Pour autant, à la fin des années 1970 et au début des années 1980, l’image américaine du clown changeait déjà à nouveau, cette fois vers quelque chose de plus sinistre. L’une des influences de ce changement a été la couverture médiatique de John Wayne Gacy, un meurtrier en série qui s’était occasionnellement déguisé en « Pogo le clown ». Radford note que Gacy n’était pas un clown professionnel, qu’il ne se déguisait pas très souvent en Pogo et qu’il n’utilisait pas son costume pour attirer les enfants (ses victimes étaient des adolescents et des jeunes hommes).
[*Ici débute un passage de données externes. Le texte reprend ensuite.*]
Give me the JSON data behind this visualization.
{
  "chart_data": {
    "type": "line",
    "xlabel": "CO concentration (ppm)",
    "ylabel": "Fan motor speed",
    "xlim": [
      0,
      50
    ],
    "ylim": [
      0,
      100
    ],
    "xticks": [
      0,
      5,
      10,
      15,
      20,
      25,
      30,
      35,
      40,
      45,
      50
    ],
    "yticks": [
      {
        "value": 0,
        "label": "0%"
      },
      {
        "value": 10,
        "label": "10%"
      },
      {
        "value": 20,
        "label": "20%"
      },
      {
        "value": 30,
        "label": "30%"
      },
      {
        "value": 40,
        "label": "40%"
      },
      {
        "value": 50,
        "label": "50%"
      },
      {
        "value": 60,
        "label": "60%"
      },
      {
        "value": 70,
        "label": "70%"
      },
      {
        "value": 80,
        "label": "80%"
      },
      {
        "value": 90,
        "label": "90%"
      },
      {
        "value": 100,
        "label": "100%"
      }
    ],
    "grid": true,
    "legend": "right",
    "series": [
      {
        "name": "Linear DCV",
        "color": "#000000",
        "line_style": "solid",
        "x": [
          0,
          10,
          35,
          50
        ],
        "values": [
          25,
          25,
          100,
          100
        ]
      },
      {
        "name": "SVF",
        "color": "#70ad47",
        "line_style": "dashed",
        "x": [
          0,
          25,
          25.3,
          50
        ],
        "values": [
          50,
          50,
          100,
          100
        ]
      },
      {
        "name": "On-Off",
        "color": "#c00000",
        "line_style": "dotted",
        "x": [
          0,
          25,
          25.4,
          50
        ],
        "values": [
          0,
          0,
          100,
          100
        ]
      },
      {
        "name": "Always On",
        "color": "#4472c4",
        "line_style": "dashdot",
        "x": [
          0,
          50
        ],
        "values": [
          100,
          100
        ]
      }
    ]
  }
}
Mais une fois en prison, Gacy a contribué à cultiver son image de clown tueur dans les médias en dessinant des autoportraits de lui-même en Pogo.

Puis vint IT, le roman de Stephen King sur un clown effrayant et surnaturel qui rôde dans les banlieues et assassine des enfants (cela faisait partie d’un changement plus important vers des scénarios effrayants de banlieue dans le genre du film d’horreur). Après la sortie du roman en 1986, il a été adapté en téléfilm avec Tim Curry dans le rôle de Pennywise le clown dansant.

Ce qui signifie qu’une fois de plus, la télévision a apporté un nouveau clown dans les salons des gens – un clown menaçant, qui fait souffrir les enfants – que les récentes paniques de clowns effrayants suggèrent que les téléspectateurs n’ont pas secoué depuis. En 2013, les résidents de la ville britannique de Northampton ont été alarmés par un homme qui errait dans la ville en portant un masque rappelant le Pennywise de Curry et criait de temps en temps des lignes du film (il s’est avéré que c’était juste un jeune de 22 ans qui causait des problèmes).

La panique du clown de 2016 aux États-Unis, aussi, avait des échos du méchant mystique et meurtrier de IT. King n’a certainement pas inventé le clown maléfique. Mais il a peut-être contribué à rendre les Américains paranoïaques à l’idée qu’il puisse en rôder derrière leur porte.